Take a hike, Cheetos: Pepsi CEO says we’ll be eating bugs as snacks soon
If Pepsi CEO Indra Nooyi is to be believed, the spiders that crawl into your mouth as you sleep will soon be a delicacy. As reported by CNBC, Nooyi spoke on edible bugs and evolving trends in snack foods at the Net/Net event at the New York Stock Exchange. “Bug-related stuff is big,” she said.
Icky as it may sound, Nooyi is a voice to trust. A decade ago, she (correctly) predicted that healthy snacks would one day begin eating up the market once dominated by junk food. As such, Pepsi finds itself prepared for this shift. The shift towards bugs, she says, will satisfy a customer’s desire for cheap sources of protein and, presumably, the need to know what antennae taste like.
“[Experts] said the hottest thing is eating crickets,” she says. “I am not talking about the game crickets, I am talking about crickets! In chips… But they said if you want a high protein source, there is a series of products being launched with crickets.”

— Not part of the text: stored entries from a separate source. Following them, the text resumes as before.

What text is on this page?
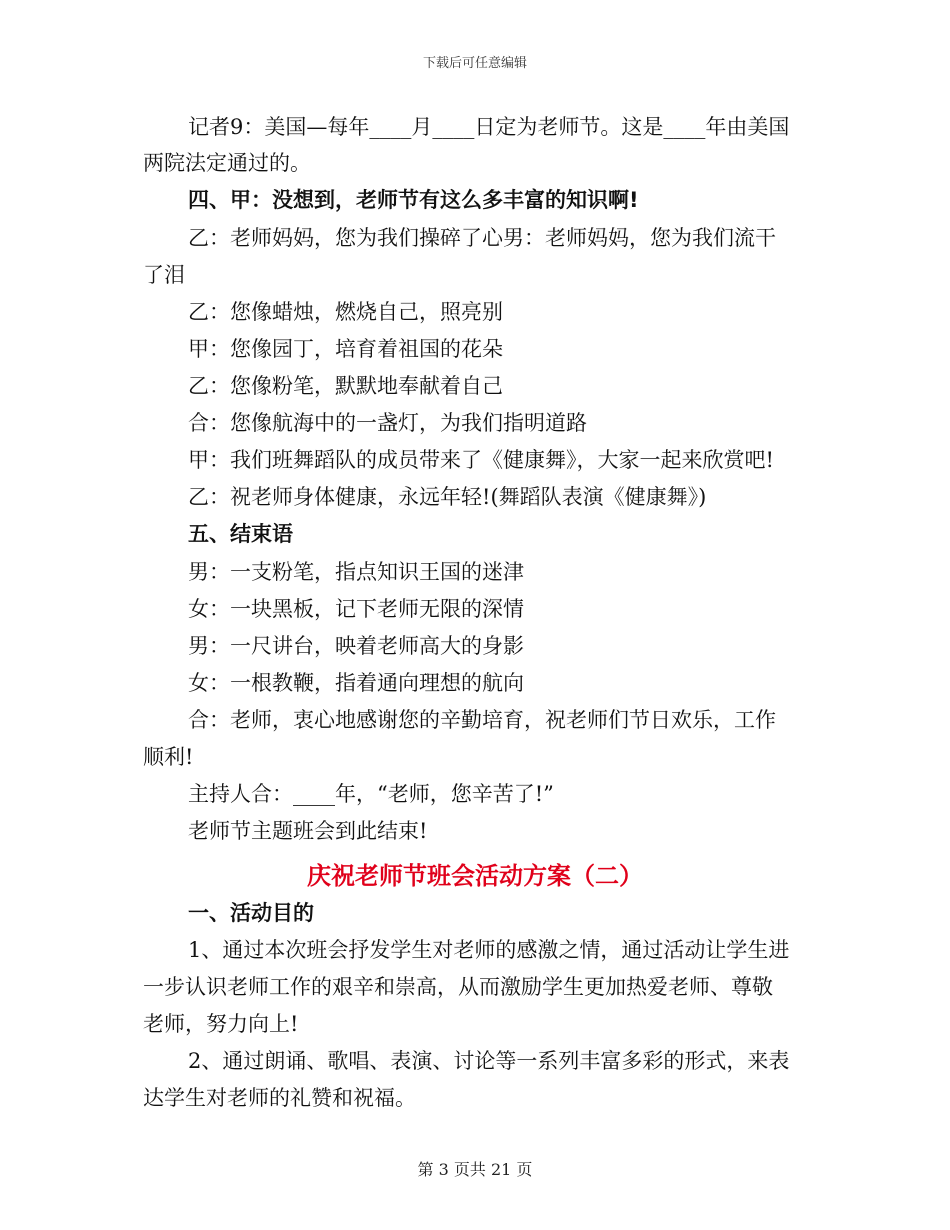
下载后可任意编辑
记者9：美国—每年____月____日定为老师节。这是____年由美国
两院法定通过的。
四、甲：没想到，老师节有这么多丰富的知识啊!
乙：老师妈妈，您为我们操碎了心男：老师妈妈，您为我们流干
了泪
乙：您像蜡烛，燃烧自己，照亮别
甲：您像园丁，培育着祖国的花朵
乙：您像粉笔，默默地奉献着自己
合：您像航海中的一盏灯，为我们指明道路
甲：我们班舞蹈队的成员带来了《健康舞》，大家一起来欣赏吧!
乙：祝老师身体健康，永远年轻!(舞蹈队表演《健康舞》)
五、结束语
男：一支粉笔，指点知识王国的迷津
女：一块黑板，记下老师无限的深情
男：一尺讲台，映着老师高大的身影
女：一根教鞭，指着通向理想的航向
合：老师，衷心地感谢您的辛勤培育，祝老师们节日欢乐，工作
顺利!
主持人合：____年，“老师，您辛苦了!”
老师节主题班会到此结束!
庆祝老师节班会活动方案（二）
一、活动目的
1、通过本次班会抒发学生对老师的感激之情，通过活动让学生进
一步认识老师工作的艰辛和崇高，从而激励学生更加热爱老师、尊敬
老师，努力向上!
2、通过朗诵、歌唱、表演、讨论等一系列丰富多彩的形式，来表
达学生对老师的礼赞和祝福。
第 3 页共 21 页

Eating crickets and other bugs is nothing new, of course. In Southeast Asia, snackers have long munched on silkworms and scorpions, but new European Union legislation, passed yesterday, may bring the trend overseas. Bugs can now be exported from Thailand to Europe as a food source, and countries like Belgium, Holland, and Denmark are already tucking in their bibs, with each having independently approved the sale of the edible critters.
Still, Nooyi acknowledges the trend likely isn’t “going to be mainstream for a while,” surely triggering sighs of disappointment from existing purveyors of cricket snacks. It may arrive sooner than you’d think, however. Adventurous gourmands hosted a wine and bug pairing in LA just a few days ago.